When longtime Auburn University architecture professor Dennis K. "D.K." Ruth, 65, passed away last Wednesday, August 26, his death was mourned well beyond the campus. Friends, colleagues, and former students all over the country noted his important contributions to teaching and to the architectural profession, as well as his vibrant personality.
Ruth hailed from Cleveland, Tenn., and earned architecture degrees from Auburn and Harvard University's Graduate School of Design. He taught at several schools around the South, including Louisiana State University, Mississippi State University, and the University of Tennessee before returning to Auburn in 1989. A few years later, he and his friend and colleague Samuel "Sambo" Mockbee, FAIA, started Auburn's internationally admired Rural Studio, a community design/build program in Hale County, Ala.
"D.K. and Sambo shared a vision of what the Rural Studio could be," says Lori Ryker, a Montana-based designer, educator, and author who taught at Auburn then. "D.K. was the department head at the time, and he was instrumental in taking down the roadblocks in starting something off-campus—and there [were] a lot" of them, Ryker continues. "He was just amazing."
According to Dan Bennett, FAIA, dean of Auburn's College of Architecture, Design and Construction, Ruth ran the Rural Studio for six months after Mockbee's death in 2001.
Then he started a highly regarded graduate-level design/build program back on Auburn's campus that also focused on architecture for underserved communities. "He grew up in a rural area that didn't have a lot of economic means," Bennett says. "It shaped who he was. His whole life, he was devoted to helping his fellow man through architecture, and to teaching students [to do the same]."

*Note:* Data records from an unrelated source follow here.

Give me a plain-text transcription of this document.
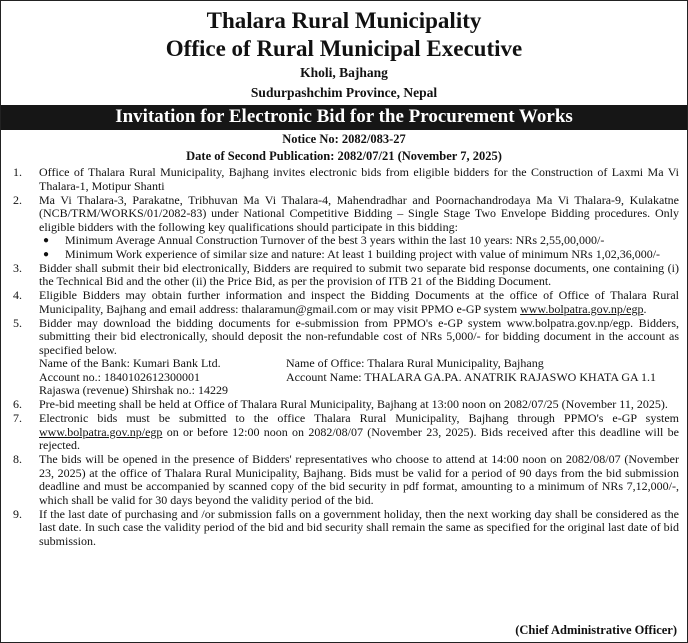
Thalara Rural Municipality
Office of Rural Municipal Executive
Kholi, Bajhang
Sudurpashchim Province, Nepal
Invitation for Electronic Bid for the Procurement Works
Notice No: 2082/083-27
Date of Second Publication: 2082/07/21 (November 7, 2025)
1.	Office of Thalara Rural Municipality, Bajhang invites electronic bids from eligible bidders for the Construction of Laxmi Ma Vi Thalara-1, Motipur Shanti
2.	Ma Vi Thalara-3, Parakatne, Tribhuvan Ma Vi Thalara-4, Mahendradhar and Poornachandrodaya Ma Vi Thalara-9, Kulakatne (NCB/TRM/WORKS/01/2082-83) under National Competitive Bidding – Single Stage Two Envelope Bidding procedures. Only eligible bidders with the following key qualifications should participate in this bidding:
●	Minimum Average Annual Construction Turnover of the best 3 years within the last 10 years: NRs 2,55,00,000/-
●	Minimum Work experience of similar size and nature: At least 1 building project with value of minimum NRs 1,02,36,000/-
3.	Bidder shall submit their bid electronically, Bidders are required to submit two separate bid response documents, one containing (i) the Technical Bid and the other (ii) the Price Bid, as per the provision of ITB 21 of the Bidding Document.
4.	Eligible Bidders may obtain further information and inspect the Bidding Documents at the office of Office of Thalara Rural Municipality, Bajhang and email address: thalaramun@gmail.com or may visit PPMO e-GP system www.bolpatra.gov.np/egp.
5.	Bidder may download the bidding documents for e-submission from PPMO's e-GP system www.bolpatra.gov.np/egp. Bidders, submitting their bid electronically, should deposit the non-refundable cost of NRs 5,000/- for bidding document in the account as specified below.
Name of the Bank: Kumari Bank Ltd.	Name of Office: Thalara Rural Municipality, Bajhang
Account no.: 1840102612300001	Account Name: THALARA GA.PA. ANATRIK RAJASWO KHATA GA 1.1
Rajaswa (revenue) Shirshak no.: 14229
6.	Pre-bid meeting shall be held at Office of Thalara Rural Municipality, Bajhang at 13:00 noon on 2082/07/25 (November 11, 2025).
7.	Electronic bids must be submitted to the office Thalara Rural Municipality, Bajhang through PPMO's e-GP system www.bolpatra.gov.np/egp on or before 12:00 noon on 2082/08/07 (November 23, 2025). Bids received after this deadline will be rejected.
8.	The bids will be opened in the presence of Bidders' representatives who choose to attend at 14:00 noon on 2082/08/07 (November 23, 2025) at the office of Thalara Rural Municipality, Bajhang. Bids must be valid for a period of 90 days from the bid submission deadline and must be accompanied by scanned copy of the bid security in pdf format, amounting to a minimum of NRs 7,12,000/-, which shall be valid for 30 days beyond the validity period of the bid.
9.	If the last date of purchasing and /or submission falls on a government holiday, then the next working day shall be considered as the last date. In such case the validity period of the bid and bid security shall remain the same as specified for the original last date of bid submission.
(Chief Administrative Officer)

Ruth won many awards for his teaching and public service, commanding the respect of his academic colleagues from coast to coast. "I've never seen an individual who had a way with students the way he did," says Bennett, whose friendship with Ruth went back to their undergraduate days at Auburn in the 1960s. "He was rigorous in his demands but had a concern for and love of these kids." Rather than solely teach, Ruth also ran a small firm whose portfolio includes houses and light commercial projects. "He was a practicing architect, as well as a professor," says Christopher Calott, AIA, of Albuquerque, N.M., who taught at Auburn from 1992 to 1996. "For him it was very important to bring the real world into his teaching and to bring the influence of teaching into his practice. It was a wonderful model for me."
Contextualism was extremely important to Ruth, from both a practical and an intellectual standpoint. His and Mockbee's "was a type of approach to architecture that was vernacular in the practice of the craft, but the philosophy was imbued with a sense of understanding the place where the structure was built," says David Wilson, chancellor of the University of Wisconsin Colleges and the University of Wisconsin-Extension. (Wilson, a Hale County native, became a vice president at Auburn soon after the Rural Studio began and helped it garner much-needed funding and support.) "For D.K., that meant challenging his students to learn about the culture and people of a place. He had a listening skill that was remarkable."
Ruth's inclusive attitude and desire to immerse his students in real-life situations resonated among his peers. "It was the realism that would be a major part of D.K.'s legacy," Wilson opines. "Also, his legacy has to do with decency. The individuals who are poor and don't necessarily have the services of an architect deserve to live in structures that are aesthetically pleasing, that are not cookie-cutter, that are examples of community ... this whole notion of decency is wrapped around his approach." Adds Calott: "He had a fatherly, gentle presence. D.K. was a big-hearted gentleman—he was the person everybody liked."